The Ohio Supreme Court on Wednesday upheld the constitutionality of the state's three-decades-old death penalty law, rejecting a challenge that argued juries and not judges should impose death sentences.
The court ruled against the contention by lawyers for a convicted killer that the 1981 law is unconstitutional because judges, not juries, impose death sentences in contrast to the 6th Amendment right to a jury trial.
The court said in a unanimous ruling that the law is constitutional because juries in Ohio first determine whether an offender is guilty beyond reasonable doubt of aggravated murder. Juries then decide whether aggravated circumstances such as a killing committed during a rape or robbery outweigh factors that could lead to a lesser sentence, such as a defendant's background or substance abuse, according to Wednesday's ruling.
That process adheres to the 6th Amendment, said Justice Patrick Fischer, writing for the court.
At issue before the court were arguments brought by attorneys for ex-death row inmate Maurice Mason. Those lawyers said a 2016 U.S. Supreme Court ruling declaring Florida's death penalty law unconstitutional based on the same jury principle should apply in Ohio.
In that ruling, the court said the 6th Amendment requires a jury, not a judge, to determine each fact needed to sentence someone to death, according to Kort Gatterdam, a Columbus attorney representing Mason.
In Ohio, juries' death sentence verdicts are only recommendations, and judges still need to make their own, independent conclusions about the specific factors in a case that require a death sentence, Gatterdam said in a filing with the court last year.

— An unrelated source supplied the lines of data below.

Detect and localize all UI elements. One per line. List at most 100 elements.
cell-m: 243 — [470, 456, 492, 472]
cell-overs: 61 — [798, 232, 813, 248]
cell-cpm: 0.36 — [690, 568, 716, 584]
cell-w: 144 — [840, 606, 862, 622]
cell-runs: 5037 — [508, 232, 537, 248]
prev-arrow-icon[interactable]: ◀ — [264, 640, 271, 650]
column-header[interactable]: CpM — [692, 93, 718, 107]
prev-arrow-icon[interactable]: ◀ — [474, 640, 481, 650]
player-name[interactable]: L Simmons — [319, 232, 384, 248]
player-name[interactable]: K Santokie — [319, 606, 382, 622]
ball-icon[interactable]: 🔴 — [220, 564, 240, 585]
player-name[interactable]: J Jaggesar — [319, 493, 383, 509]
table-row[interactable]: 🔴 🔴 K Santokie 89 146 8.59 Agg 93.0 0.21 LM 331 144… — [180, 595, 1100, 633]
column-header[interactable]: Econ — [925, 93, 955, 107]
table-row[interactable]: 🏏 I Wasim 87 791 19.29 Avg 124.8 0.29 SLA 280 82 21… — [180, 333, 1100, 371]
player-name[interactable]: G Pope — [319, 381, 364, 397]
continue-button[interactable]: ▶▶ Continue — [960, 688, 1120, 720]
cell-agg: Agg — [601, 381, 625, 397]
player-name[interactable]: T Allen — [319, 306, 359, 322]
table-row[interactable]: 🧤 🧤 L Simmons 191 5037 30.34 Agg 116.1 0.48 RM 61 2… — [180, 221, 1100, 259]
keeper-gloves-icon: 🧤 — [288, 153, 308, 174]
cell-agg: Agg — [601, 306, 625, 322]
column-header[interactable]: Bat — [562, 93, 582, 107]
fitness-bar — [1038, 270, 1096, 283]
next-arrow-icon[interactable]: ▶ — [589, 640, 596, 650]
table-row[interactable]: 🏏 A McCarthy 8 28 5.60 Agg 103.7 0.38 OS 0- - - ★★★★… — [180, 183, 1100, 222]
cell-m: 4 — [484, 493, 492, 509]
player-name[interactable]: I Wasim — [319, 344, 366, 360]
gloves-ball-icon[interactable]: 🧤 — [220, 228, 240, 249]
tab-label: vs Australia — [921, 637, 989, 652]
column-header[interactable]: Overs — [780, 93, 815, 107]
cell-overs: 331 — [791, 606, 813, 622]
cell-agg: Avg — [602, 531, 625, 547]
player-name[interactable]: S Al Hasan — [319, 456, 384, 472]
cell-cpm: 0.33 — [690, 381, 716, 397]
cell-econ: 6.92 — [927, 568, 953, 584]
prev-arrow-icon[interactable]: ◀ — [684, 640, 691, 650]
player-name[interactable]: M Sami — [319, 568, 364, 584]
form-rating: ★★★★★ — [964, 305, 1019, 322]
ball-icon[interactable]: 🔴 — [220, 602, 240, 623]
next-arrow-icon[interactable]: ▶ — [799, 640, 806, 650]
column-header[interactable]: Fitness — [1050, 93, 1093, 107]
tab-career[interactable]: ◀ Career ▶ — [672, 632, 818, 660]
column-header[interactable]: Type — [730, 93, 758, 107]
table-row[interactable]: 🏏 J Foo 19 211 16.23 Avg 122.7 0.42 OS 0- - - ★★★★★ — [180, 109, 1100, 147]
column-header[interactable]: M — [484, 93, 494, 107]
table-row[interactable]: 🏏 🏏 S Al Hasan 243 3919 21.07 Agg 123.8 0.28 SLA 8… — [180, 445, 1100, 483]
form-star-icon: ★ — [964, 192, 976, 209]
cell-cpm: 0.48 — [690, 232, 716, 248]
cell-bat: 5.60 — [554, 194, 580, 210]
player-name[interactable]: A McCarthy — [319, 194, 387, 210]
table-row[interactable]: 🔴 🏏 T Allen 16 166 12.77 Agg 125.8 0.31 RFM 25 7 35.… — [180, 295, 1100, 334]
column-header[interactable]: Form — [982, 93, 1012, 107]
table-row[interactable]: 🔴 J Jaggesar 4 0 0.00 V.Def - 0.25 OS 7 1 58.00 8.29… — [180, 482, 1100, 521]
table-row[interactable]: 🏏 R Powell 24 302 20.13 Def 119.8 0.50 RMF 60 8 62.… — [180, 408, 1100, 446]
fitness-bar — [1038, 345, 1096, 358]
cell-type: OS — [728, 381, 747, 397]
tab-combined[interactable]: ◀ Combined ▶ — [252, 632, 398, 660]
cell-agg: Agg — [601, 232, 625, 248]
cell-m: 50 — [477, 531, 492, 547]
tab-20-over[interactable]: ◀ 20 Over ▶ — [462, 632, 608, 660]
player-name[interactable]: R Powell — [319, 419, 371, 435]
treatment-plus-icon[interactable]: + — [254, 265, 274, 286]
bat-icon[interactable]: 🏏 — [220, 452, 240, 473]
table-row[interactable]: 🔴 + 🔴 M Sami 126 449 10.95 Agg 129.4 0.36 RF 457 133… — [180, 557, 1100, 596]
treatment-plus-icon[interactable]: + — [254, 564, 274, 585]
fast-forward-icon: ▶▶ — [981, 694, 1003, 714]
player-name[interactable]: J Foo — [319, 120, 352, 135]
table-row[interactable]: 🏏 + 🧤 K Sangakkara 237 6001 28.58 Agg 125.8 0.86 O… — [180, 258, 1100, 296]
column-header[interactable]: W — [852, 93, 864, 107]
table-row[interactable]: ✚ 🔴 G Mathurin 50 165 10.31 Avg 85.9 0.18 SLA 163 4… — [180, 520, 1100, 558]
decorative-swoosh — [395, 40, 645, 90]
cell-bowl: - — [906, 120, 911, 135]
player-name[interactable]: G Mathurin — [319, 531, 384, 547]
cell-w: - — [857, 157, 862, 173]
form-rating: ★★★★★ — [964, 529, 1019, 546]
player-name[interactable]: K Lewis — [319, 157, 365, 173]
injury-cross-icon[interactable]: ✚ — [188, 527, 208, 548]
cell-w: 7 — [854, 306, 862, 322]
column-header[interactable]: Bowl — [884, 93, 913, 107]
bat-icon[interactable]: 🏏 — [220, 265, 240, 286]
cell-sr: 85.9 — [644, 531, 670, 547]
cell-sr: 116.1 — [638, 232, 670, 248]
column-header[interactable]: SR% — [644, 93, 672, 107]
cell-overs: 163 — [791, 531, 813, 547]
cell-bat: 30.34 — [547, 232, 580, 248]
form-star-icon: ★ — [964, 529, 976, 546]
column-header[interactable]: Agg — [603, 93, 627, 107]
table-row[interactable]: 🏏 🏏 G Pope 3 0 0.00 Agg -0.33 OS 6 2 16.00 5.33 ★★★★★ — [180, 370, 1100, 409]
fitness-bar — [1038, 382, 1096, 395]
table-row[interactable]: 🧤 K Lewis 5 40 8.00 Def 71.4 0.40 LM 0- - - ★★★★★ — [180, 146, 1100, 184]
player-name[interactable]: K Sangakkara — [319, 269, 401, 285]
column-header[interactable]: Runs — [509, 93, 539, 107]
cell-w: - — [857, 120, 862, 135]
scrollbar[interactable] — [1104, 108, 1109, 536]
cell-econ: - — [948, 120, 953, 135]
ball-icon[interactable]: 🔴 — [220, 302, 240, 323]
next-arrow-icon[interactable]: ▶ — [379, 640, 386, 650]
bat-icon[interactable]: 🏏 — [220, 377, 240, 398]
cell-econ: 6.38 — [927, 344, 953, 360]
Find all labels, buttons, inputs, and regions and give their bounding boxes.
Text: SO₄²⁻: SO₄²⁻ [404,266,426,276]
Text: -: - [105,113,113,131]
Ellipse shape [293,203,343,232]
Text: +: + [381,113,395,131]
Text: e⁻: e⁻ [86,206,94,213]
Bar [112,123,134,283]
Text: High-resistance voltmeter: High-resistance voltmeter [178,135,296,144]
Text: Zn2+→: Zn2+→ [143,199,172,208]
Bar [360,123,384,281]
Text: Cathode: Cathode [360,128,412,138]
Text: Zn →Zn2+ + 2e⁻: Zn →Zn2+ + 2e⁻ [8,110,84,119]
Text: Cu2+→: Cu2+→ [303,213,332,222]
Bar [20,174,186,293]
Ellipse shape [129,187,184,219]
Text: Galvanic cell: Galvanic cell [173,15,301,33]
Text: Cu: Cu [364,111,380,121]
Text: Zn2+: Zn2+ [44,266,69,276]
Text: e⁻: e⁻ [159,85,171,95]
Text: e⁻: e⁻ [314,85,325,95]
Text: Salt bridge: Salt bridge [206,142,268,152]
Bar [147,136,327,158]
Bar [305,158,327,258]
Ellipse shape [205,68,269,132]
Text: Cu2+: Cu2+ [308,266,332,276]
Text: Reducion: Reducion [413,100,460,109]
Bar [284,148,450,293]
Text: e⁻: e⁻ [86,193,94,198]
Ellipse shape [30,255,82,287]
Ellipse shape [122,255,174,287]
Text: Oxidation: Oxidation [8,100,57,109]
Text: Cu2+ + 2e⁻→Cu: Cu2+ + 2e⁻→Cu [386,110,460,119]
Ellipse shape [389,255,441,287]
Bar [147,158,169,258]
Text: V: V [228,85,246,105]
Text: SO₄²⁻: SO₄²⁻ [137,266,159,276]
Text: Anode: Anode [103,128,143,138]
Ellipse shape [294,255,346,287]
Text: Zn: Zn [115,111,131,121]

As in Florida, judges in Ohio "are required to make additional factual findings that the jury did not make before any defendant can be sentenced to death," Gatterdam said. A message was left with Gatterdam on Wednesday seeking comment on the ruling.
But the state Supreme Court disagreed, saying Ohio's law differs from the Florida law because juries in Ohio must find an offender guilty of an aggravating circumstance.
"Ohio's scheme differs from Florida's because Ohio requires the jury to make this specific and critical finding," Fischer said.
In Ohio, if juries recommend capital punishment, judges impose the sentence. Ohio judges can reject death sentences but can't impose them if juries don't recommend them.
After the 2016 ruling, Florida stopped all executions for months. In response, the state Legislature passed a new law requiring death sentences to have a unanimous jury vote.
Mason, 54, was sentenced to die for raping and killing a woman in Marion County in 1993. Authorities say he raped 19-year-old Robin Dennis, pistol whipped her and repeatedly hit her head with a board with nails in it.
Dennis gave Mason a ride to his house because her husband planned to trade his gun for Mason's television, according to court records.
A federal appeals court overturned Mason's death sentence on the basis of poor legal assistance, but he remains imprisoned. He's challenging a new sentencing hearing.